Lieferengpass bei OXYCODON / NALOXON KRUGMANN 20 MG/10 MG RETARDTABLETTEN: Das sind die Ursachen für die aktuelle Knappheit des Medikaments
Wie das Bundesinstitut für Arzneimittel und Medizinprodukte (BfArM) zuletzt am 22.09.2025 mitteilte, kommt es aktuell auch beim Arzneimittel OXYCODON / NALOXON KRUGMANN 20 MG/10 MG RETARDTABLETTEN weiterhin zu Lieferengpässen. Bereits am 08.09.2025 war bekannt gegeben worden, dass es bei der Lieferung des Medikaments Probleme gibt. Wieso es derzeit zu Einschränkungen kommt und wofür das Arzneimittel gebraucht wird, erfahren Sie hier im Artikel.
Ihr Arzt hat Ihnen ein Rezept ausgestellt, aber die Apotheke lehnt es mit einem traurigen Kopfschütteln ab? Seit einiger Zeit erleben das viele Menschen, denn auch in Deutschland sind nun die Präparate knapp. Immer mehr Patienten müssen deshalb auf wichtige Medikamente verzichten oder auf alternative Behandlungen umsteigen. Auch OXYCODON / NALOXON KRUGMANN 20 MG/10 MG RETARDTABLETTEN ist aktuell betroffen.

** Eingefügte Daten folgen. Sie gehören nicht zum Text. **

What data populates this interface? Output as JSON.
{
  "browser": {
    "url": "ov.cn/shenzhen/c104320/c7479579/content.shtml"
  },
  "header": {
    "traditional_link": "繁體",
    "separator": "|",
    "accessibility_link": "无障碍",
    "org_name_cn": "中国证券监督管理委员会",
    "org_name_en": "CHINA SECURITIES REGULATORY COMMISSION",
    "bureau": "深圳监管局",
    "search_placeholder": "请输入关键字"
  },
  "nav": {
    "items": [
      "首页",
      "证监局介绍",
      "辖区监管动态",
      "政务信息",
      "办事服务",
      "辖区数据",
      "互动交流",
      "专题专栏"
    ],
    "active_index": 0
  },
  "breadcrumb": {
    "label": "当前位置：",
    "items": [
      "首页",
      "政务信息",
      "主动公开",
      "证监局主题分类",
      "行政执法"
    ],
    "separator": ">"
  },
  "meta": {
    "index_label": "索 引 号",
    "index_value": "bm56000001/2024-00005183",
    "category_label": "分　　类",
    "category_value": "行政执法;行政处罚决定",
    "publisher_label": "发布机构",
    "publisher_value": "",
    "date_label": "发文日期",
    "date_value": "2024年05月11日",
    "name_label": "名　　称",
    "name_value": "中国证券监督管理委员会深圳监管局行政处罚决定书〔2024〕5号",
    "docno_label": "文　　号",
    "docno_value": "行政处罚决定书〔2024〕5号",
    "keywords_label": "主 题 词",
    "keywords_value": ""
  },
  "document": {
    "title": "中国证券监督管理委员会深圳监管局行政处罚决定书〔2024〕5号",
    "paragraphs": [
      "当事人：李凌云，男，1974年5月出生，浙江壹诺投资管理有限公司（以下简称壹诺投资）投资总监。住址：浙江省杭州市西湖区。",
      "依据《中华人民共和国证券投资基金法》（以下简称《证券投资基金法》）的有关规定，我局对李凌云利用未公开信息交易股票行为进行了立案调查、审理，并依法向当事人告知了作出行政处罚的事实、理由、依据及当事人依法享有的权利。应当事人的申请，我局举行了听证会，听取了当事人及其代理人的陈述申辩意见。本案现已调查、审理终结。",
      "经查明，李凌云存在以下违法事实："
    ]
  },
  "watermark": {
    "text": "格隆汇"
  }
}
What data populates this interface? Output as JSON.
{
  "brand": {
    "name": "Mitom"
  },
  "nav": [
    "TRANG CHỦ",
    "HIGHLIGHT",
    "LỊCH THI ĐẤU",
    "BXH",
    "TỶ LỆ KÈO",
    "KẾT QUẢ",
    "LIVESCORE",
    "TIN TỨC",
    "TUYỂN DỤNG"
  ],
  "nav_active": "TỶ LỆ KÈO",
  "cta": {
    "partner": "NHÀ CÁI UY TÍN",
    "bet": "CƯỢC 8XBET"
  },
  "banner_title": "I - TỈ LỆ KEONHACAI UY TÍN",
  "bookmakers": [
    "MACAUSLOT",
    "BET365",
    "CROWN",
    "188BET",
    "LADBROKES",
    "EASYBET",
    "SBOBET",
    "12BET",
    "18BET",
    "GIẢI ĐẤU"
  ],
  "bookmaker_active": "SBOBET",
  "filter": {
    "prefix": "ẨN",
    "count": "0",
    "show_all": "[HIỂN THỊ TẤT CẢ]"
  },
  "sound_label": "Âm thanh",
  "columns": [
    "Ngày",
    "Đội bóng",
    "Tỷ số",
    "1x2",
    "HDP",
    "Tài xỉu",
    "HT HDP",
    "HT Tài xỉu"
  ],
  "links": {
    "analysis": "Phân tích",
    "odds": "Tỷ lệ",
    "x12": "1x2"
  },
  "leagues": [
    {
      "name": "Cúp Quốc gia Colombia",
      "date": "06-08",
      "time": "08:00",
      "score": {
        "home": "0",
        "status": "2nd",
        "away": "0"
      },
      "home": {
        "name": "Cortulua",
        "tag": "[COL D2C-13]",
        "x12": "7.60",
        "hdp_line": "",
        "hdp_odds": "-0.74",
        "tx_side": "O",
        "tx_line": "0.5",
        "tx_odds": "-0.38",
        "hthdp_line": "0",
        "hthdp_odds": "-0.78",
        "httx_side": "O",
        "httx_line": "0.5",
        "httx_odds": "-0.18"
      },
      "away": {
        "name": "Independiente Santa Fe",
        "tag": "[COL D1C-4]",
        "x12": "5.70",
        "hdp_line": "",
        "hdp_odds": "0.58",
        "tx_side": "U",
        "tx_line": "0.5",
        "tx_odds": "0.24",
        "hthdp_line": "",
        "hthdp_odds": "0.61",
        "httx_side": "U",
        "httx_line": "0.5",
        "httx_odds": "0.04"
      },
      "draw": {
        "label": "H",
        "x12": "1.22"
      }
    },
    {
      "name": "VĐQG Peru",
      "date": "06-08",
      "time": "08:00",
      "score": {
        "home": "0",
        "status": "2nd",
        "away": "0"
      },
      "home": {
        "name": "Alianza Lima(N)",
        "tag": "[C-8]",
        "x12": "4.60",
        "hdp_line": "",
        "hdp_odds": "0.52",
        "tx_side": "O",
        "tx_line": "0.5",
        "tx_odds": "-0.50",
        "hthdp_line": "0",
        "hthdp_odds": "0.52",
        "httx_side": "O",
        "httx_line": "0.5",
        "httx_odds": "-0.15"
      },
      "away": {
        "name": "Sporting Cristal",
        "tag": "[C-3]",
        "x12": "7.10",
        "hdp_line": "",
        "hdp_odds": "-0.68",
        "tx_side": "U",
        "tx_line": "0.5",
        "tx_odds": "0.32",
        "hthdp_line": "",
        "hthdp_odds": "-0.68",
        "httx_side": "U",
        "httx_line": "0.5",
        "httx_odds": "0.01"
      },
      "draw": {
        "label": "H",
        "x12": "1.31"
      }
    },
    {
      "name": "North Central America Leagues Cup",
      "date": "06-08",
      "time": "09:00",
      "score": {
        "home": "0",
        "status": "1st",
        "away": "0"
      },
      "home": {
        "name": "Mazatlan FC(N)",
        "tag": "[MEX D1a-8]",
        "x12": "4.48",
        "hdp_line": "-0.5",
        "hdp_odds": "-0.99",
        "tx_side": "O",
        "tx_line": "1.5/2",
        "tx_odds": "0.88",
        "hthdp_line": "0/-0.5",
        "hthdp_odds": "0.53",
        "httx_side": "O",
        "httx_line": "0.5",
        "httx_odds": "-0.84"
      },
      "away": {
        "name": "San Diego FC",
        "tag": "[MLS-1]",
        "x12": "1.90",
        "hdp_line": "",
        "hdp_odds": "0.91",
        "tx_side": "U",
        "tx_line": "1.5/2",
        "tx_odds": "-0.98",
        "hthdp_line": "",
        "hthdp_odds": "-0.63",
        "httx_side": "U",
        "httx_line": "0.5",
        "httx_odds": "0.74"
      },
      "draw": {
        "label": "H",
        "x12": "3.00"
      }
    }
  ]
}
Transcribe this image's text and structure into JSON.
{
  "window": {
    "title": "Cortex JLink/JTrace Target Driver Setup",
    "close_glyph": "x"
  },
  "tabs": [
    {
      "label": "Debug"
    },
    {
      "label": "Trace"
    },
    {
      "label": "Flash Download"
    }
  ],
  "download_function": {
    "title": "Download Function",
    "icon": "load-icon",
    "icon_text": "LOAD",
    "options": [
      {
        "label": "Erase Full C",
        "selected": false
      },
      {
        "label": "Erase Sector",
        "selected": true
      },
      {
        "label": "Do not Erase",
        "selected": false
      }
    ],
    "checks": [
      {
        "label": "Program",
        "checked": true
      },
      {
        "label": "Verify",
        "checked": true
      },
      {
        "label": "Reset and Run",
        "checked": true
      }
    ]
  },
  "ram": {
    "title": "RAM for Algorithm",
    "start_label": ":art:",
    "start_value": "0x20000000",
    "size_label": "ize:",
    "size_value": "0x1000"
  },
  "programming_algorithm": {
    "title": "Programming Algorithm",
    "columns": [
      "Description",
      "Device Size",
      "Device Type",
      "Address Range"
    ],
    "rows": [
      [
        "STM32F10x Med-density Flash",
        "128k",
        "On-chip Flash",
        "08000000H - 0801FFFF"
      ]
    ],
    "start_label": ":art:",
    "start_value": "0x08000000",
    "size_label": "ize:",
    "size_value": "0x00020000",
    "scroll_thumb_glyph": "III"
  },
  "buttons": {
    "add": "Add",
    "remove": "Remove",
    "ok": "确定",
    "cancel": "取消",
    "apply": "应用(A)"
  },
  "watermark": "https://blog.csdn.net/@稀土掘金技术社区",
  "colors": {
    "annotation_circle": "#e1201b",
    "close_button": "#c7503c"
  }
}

Probleme in der Produktion bei OXYCODON / NALOXON KRUGMANN 20 MG/10 MG RETARDTABLETTEN
Aktuell ist die Benachrichtigung über den Lieferengpass des Medikaments von Krugmann Gesellschaft mit beschränkter Haftung für den Zeitraum vom 01.09.2025 bis zum 30.09.2025 in Kraft. Ob das Medikament eine besondere Relevanz für Krankenhäuser besitzt, ist derzeit nicht bekannt. Ein alternativ wirkendes Präparat für OXYCODON wurde vom Bundesinstitut nicht vorgeschlagen. In jedem Fall kann es aber von Nutzen sein, in der Apotheke nach Alternativen zu suchen. Zu beachten ist hier in jedem Fall: Produkte sollten erst nach fachkundiger Beratung erworben werden.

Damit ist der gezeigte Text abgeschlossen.